What WDN08 did, for me, was hit the sweet-spot:

  • Talks: I went to every talk I could (I had to skip one to do my run-through) and they were all top notch. I'm more excited about the Web now than I have been for a long time: it's going through a period of transformation, both in terms of platform and the kinds of people using it. And it's clear now that the Web is on the trail of certain issues - adaptive, service and experience design - and is probably better placed to offer approaches than most other media and design. It's great to see the Web come into its own.
  • Organisation: the conference organisation was tight. Seriously, it makes such a difference--well done to the team and helpers. Aside from general organisation, I personally felt welcomed and generously looked after. I think I can only call it care and consideration, and it's much appreciated--it made the trip a pleasure.
  • Sponsors: it feels odd to mention the sponsors, but having them participate instead of just slapping logos on things was a good difference. No vendor pitches, but general attention and being there. Microsoft deserve a special mention for their hosting of the two day party at Whistler. What made their sponsorship work was that Microsoft people were present and chatting. I'd like to see the culture of the Web assimilate MS instead of letting the historic divide calcify into two types on online experience: this kind of activity helps.
  • Whistler: ah, the Whistler trip. Unique. It's great that the mental workout of the first couple of days is balanced with a physical one in the next two. I'd not skied before. Man, what an opportunity. If this trip has hooked me - it might well have done - this might turn out to be the most expensive conference I've been to. And group bonding is certainly facilitated by the alcohol and exhilaration. Lots of socialising in the bar and on the buses.

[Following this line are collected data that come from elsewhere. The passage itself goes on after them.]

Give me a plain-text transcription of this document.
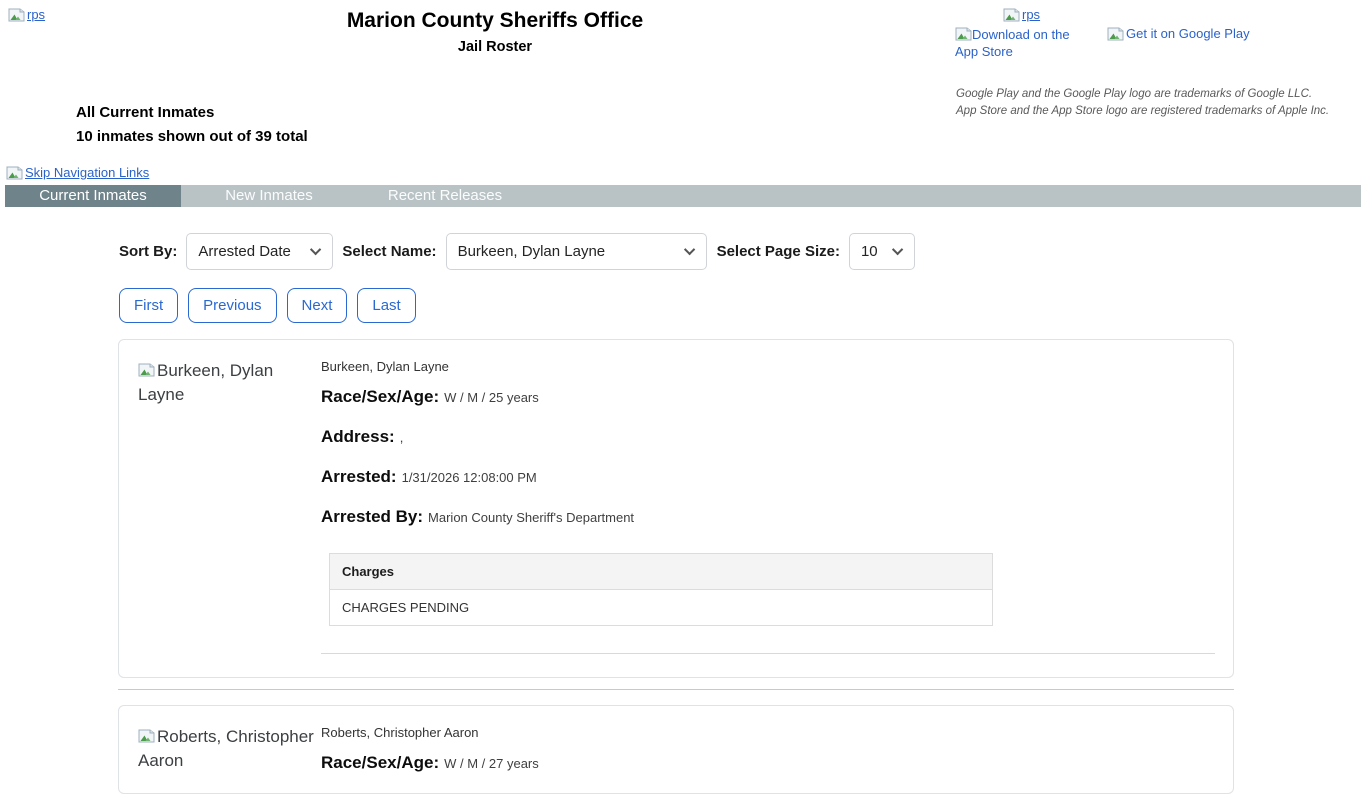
rps	Marion County Sheriffs Office
Jail Roster
rps
Download on the App Store
Get it on Google Play
Google Play and the Google Play logo are trademarks of Google LLC.
App Store and the App Store logo are registered trademarks of Apple Inc.
All Current Inmates
10 inmates shown out of 39 total
Skip Navigation Links
Current Inmates	New Inmates	Recent Releases
Sort By: Arrested Date	Select Name: Burkeen, Dylan Layne	Select Page Size: 10
First	Previous	Next	Last
Burkeen, Dylan Layne
Burkeen, Dylan Layne
Race/Sex/Age: W / M / 25 years
Address: ,
Arrested: 1/31/2026 12:08:00 PM
Arrested By: Marion County Sheriff's Department
Charges
CHARGES PENDING
Roberts, Christopher Aaron
Roberts, Christopher Aaron
Race/Sex/Age: W / M / 27 years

I want to thank the organising team: Maxine Sherrin, Dave Shea, Derek Featherstone and John Allsopp. Thanks for being so welcoming, and it was so good to meet and hang out with all of you.

But mainly it's been the people--it's the crowd at a conference that makes the difference between good and great. (This particular crowd is mostly new to me too.) I can't count the number of people who showed me intriguing connections on topics I brought up in my talk, or the number of incredibly illuminating and hilarious conversations I had. What a joy. And then the easy conversations with folks I knew and folks I'd just met... I hope I've left Vancouver having made a few new friends. Thank you all of you who read this (I lost track of the group on the last night and didn't get to say goodbye to bunch of people), and please let's stay in touch.

An all round brilliant week.

Slides and transcript of Movement will be up in the next couple of days.